Quale ruolo ritiene che debbano avere i sindacati nell’attuale dibattito sul lavoro?

Devono decidere: se difendono soltanto gli interessi degli insider, cioè di chi un lavoro regolare stabile lo ha già, allora si tagliano fuori dal dibattito sulla riforma, che è e deve rimanere prioritariamente centrato sugli interessi di chi è fuori dalla cittadella del lavoro regolare.

 

Susanna Camusso ha ipotizzato la creazione di un partito unico della sinistra. Che cosa ne pensa di questa proposta?

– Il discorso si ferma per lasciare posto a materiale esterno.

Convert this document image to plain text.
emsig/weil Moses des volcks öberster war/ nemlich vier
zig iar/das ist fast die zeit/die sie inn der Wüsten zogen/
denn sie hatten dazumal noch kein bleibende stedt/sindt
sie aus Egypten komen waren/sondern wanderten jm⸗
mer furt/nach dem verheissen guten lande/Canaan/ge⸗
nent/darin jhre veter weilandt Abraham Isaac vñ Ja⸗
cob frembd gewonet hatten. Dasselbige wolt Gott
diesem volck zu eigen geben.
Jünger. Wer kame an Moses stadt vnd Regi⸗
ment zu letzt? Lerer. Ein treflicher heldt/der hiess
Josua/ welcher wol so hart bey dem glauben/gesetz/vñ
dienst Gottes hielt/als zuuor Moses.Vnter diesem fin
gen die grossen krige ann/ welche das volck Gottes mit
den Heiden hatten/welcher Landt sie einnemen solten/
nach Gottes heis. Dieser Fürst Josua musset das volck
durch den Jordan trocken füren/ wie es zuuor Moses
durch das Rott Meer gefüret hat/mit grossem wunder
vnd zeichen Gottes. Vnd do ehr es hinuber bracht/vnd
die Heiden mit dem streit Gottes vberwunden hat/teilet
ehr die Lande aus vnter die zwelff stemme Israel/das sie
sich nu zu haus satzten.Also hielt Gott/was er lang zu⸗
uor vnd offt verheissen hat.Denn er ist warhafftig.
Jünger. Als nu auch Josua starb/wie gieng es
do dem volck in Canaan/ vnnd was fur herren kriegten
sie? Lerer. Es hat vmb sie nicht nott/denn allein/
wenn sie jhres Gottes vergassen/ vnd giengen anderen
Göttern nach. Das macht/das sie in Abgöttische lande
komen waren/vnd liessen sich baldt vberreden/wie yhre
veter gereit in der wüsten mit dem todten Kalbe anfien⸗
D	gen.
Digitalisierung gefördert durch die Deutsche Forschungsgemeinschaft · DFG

La grande novità di queste ultime elezioni è consistita nel fatto che la competizione si è svolta tutta al centro. Questa è la premessa indispensabile per la costruzione di un bipolarismo maturo. Ma perché questa svolta si consolidi occorre che, da un lato, il Partito democratico abbandoni del tutto l’antico principio del “pas d’énemis a gauche” (“nessun nemico a sinistra”, ndr), che per mezzo secolo ha impedito alla sinistra italiana di vincere le elezioni. E che nel centrodestra nasca una nuova formazione capace di rinunciare al populismo e all’estremismo che ha caratterizzato la politica di Silvio Berlusconi nell’ultimo ventennio. Le due cose si tengono strettamente tra loro: perché a un Pd capace di essere competitivo al centro non potrà più opporsi una destra con forti venature antieuropee o antisistema. Detto questo, credo che il Pd farà bene a non chiudere le porte verso sinistra; ma sempre avendo d’occhio soprattutto il centro. Non con l’idea che anima la proposta di Susanna Camusso, la quale mi sembra rimasta ancora a logiche politiche perdenti del secolo scorso.